Onlara göre Türk düşüncesi, sanatı, yabancı ulusların deneylerine değil, kendi ülkemizin, halkımızın tarihsel özelliklerine, birikimlerine dayanmalı, onun duyuş ve heyecanlarına tercüman olmalıdır. Batılılaşma çabalarının her alanda olduğu gibi, sanatımızı bir açmaza sürüklediğini düşünen bu yazarlar, Türk halkını yaşatan ne varsa, (dil, gelenek, inanç, üretim ilişkileri) ona sahip çıkmanın doğru yol olduğunu savunmuştur. Özellikle din olgusunu, uygarlığımızın temel bir gerçeği olarak belirlemiş, din gerçeğini görmezlikten gelmenin Türk halkına ihanet etmek, ondan kopmak anlamına geldiğini temellendirmişlerdir.

Yabancılaşmayı, genel olarak fıtrattan kopuş özel olarak da Batılılaşma olarak tanımlarlar.

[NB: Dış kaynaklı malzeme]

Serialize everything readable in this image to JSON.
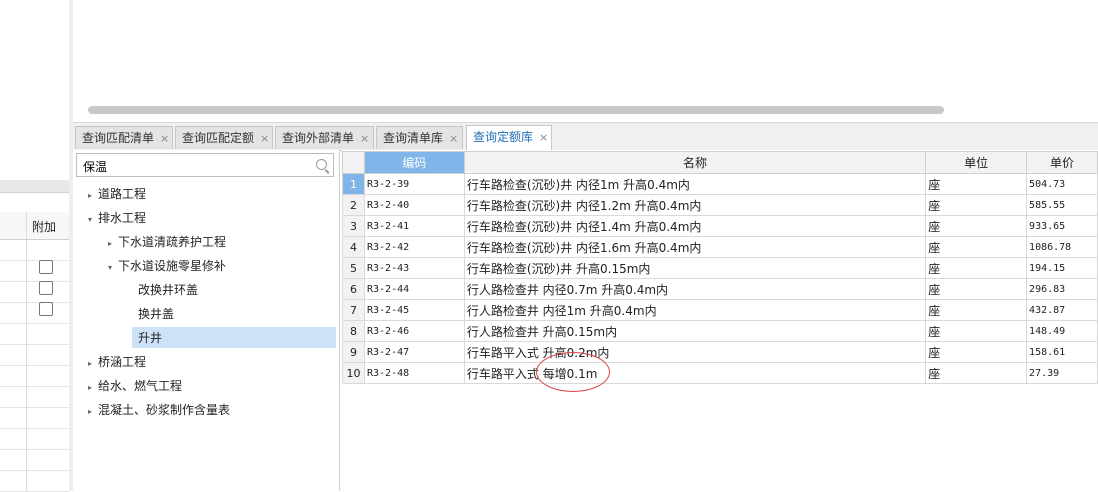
{
  "left_panel": {
    "column_header": "附加",
    "checkbox_rows": [
      {
        "checked": false
      },
      {
        "checked": false
      },
      {
        "checked": false
      }
    ]
  },
  "tabs": [
    {
      "label": "查询匹配清单",
      "close": "×",
      "active": false
    },
    {
      "label": "查询匹配定额",
      "close": "×",
      "active": false
    },
    {
      "label": "查询外部清单",
      "close": "×",
      "active": false
    },
    {
      "label": "查询清单库",
      "close": "×",
      "active": false
    },
    {
      "label": "查询定额库",
      "close": "×",
      "active": true
    }
  ],
  "search": {
    "value": "保温",
    "icon": "search-icon"
  },
  "tree": [
    {
      "label": "道路工程",
      "level": 0,
      "arrow": "▸"
    },
    {
      "label": "排水工程",
      "level": 0,
      "arrow": "▾"
    },
    {
      "label": "下水道清疏养护工程",
      "level": 1,
      "arrow": "▸"
    },
    {
      "label": "下水道设施零星修补",
      "level": 1,
      "arrow": "▾"
    },
    {
      "label": "改换井环盖",
      "level": 2,
      "arrow": ""
    },
    {
      "label": "换井盖",
      "level": 2,
      "arrow": ""
    },
    {
      "label": "升井",
      "level": 2,
      "arrow": "",
      "selected": true
    },
    {
      "label": "桥涵工程",
      "level": 0,
      "arrow": "▸"
    },
    {
      "label": "给水、燃气工程",
      "level": 0,
      "arrow": "▸"
    },
    {
      "label": "混凝土、砂浆制作含量表",
      "level": 0,
      "arrow": "▸"
    }
  ],
  "grid": {
    "headers": {
      "code": "编码",
      "name": "名称",
      "unit": "单位",
      "price": "单价"
    },
    "rows": [
      {
        "n": "1",
        "code": "R3-2-39",
        "name": "行车路检查(沉砂)井 内径1m 升高0.4m内",
        "unit": "座",
        "price": "504.73"
      },
      {
        "n": "2",
        "code": "R3-2-40",
        "name": "行车路检查(沉砂)井 内径1.2m 升高0.4m内",
        "unit": "座",
        "price": "585.55"
      },
      {
        "n": "3",
        "code": "R3-2-41",
        "name": "行车路检查(沉砂)井 内径1.4m 升高0.4m内",
        "unit": "座",
        "price": "933.65"
      },
      {
        "n": "4",
        "code": "R3-2-42",
        "name": "行车路检查(沉砂)井 内径1.6m 升高0.4m内",
        "unit": "座",
        "price": "1086.78"
      },
      {
        "n": "5",
        "code": "R3-2-43",
        "name": "行车路检查(沉砂)井 升高0.15m内",
        "unit": "座",
        "price": "194.15"
      },
      {
        "n": "6",
        "code": "R3-2-44",
        "name": "行人路检查井 内径0.7m 升高0.4m内",
        "unit": "座",
        "price": "296.83"
      },
      {
        "n": "7",
        "code": "R3-2-45",
        "name": "行人路检查井 内径1m 升高0.4m内",
        "unit": "座",
        "price": "432.87"
      },
      {
        "n": "8",
        "code": "R3-2-46",
        "name": "行人路检查井 升高0.15m内",
        "unit": "座",
        "price": "148.49"
      },
      {
        "n": "9",
        "code": "R3-2-47",
        "name": "行车路平入式 升高0.2m内",
        "unit": "座",
        "price": "158.61"
      },
      {
        "n": "10",
        "code": "R3-2-48",
        "name": "行车路平入式 每增0.1m",
        "unit": "座",
        "price": "27.39"
      }
    ]
  },
  "colors": {
    "accent": "#1f6fb7",
    "selection": "#7fb5e8",
    "tree_selection": "#cde2f7",
    "annotation": "#dd4444"
  }
}
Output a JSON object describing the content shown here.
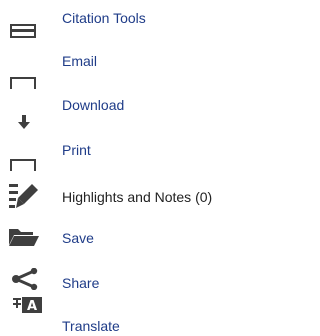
{
  "tools": {
    "items": [
      {
        "label": "Citation Tools",
        "icon": "citation-icon"
      },
      {
        "label": "Email",
        "icon": "email-icon"
      },
      {
        "label": "Download",
        "icon": "download-icon"
      },
      {
        "label": "Print",
        "icon": "print-icon"
      },
      {
        "label": "Highlights and Notes (0)",
        "icon": "highlight-icon"
      },
      {
        "label": "Save",
        "icon": "folder-icon"
      },
      {
        "label": "Share",
        "icon": "share-icon"
      },
      {
        "label": "Translate",
        "icon": "translate-icon"
      }
    ]
  },
  "colors": {
    "link": "#1f3c88",
    "text": "#222222",
    "icon": "#3f3f3f"
  }
}
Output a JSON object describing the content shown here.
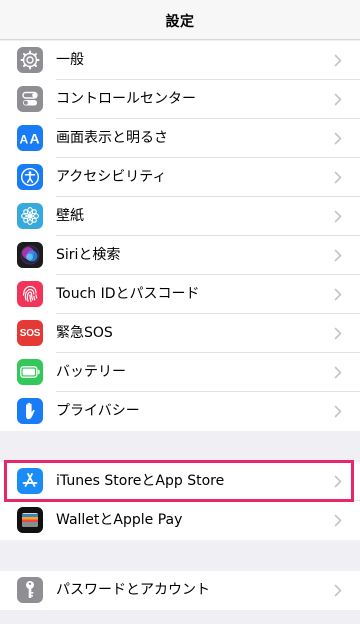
{
  "header": {
    "title": "設定"
  },
  "groups": [
    {
      "items": [
        {
          "label": "一般",
          "icon": "gear-icon",
          "color": "#8e8e93"
        },
        {
          "label": "コントロールセンター",
          "icon": "toggles-icon",
          "color": "#8e8e93"
        },
        {
          "label": "画面表示と明るさ",
          "icon": "text-size-icon",
          "color": "#1a7cf5"
        },
        {
          "label": "アクセシビリティ",
          "icon": "accessibility-icon",
          "color": "#1a7cf5"
        },
        {
          "label": "壁紙",
          "icon": "flower-icon",
          "color": "#36aadc"
        },
        {
          "label": "Siriと検索",
          "icon": "siri-icon",
          "color": "#1c1c1e"
        },
        {
          "label": "Touch IDとパスコード",
          "icon": "fingerprint-icon",
          "color": "#f2335a"
        },
        {
          "label": "緊急SOS",
          "icon": "sos-icon",
          "color": "#e53935",
          "icon_text": "SOS"
        },
        {
          "label": "バッテリー",
          "icon": "battery-icon",
          "color": "#34c759"
        },
        {
          "label": "プライバシー",
          "icon": "hand-icon",
          "color": "#1a7cf5"
        }
      ]
    },
    {
      "items": [
        {
          "label": "iTunes StoreとApp Store",
          "icon": "app-store-icon",
          "color": "#1a8cf7"
        },
        {
          "label": "WalletとApple Pay",
          "icon": "wallet-icon",
          "color": "#111111"
        }
      ]
    },
    {
      "items": [
        {
          "label": "パスワードとアカウント",
          "icon": "key-icon",
          "color": "#8e8e93"
        }
      ]
    }
  ],
  "highlight_color": "#e8266a"
}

Kısaca Batılılaşma eşittir yabancılaşmadır. Bu yüzden Batılılaşma, bizi yabancılaştırma düzeyinde çağın tüm bunalımlarıyla karşı karşıya getirmiştir. Ülkede üretilen eserlerin yerli, kendi duyuşumuzu, kendi anlayışımızı yansıtması gerektiğinde hemfikirdirler. Taklitçiliği kesinlikle reddederler. Batı tipi bir taklitçiliğe de karşıdırlar. Ne var ki Batı medeniyetini yabancılaşma olarak gören, Batılı yazarlara karşı tutumları bilinen İslamcı yazarların Batılı yazarlara ve eserlere sırt dönmediklerini görürüz. Batı medeniyetinin, Batı edebiyatının iyi okunmasını, iyi anlaşılmasını isterler. Bu yazarların tutumunu Mevlâna'nın; "Pergelin bir ayağı hakikatte/gelenekte sabitken, diğer ayağıyla yetmiş iki milleti dolaşmak" olarak özetlenecek pergel metaforuna benzetmek mümkündür. Her çeşit fikre, coğrafyaya, anlayışlara, arayışlara seyir hâli.

Mehmet Âkif Ersoy, Necip Fazıl Kısakürek, Sezai Karakoç, Nuri Pakdil, Rasim Özdenören, Cahit Zarifoğlu, İsmet Özel acaba Batılı yazarlara nasıl baktı, onlardan neler okudu, beğendiği, önemsediği yazarlar, kitaplar nelerdi? Okudukları, takip ettikleri Batılı bu yazarların kendi edebiyat anlayışlarına katkısı, etkisi oldu mu? Tümüyle kendi yazdıklarından, tanıklıklardan, anılardan, söyleşilerden yola çıkarak İslamcı yazarların okuma listesini oluşturmak mümkün.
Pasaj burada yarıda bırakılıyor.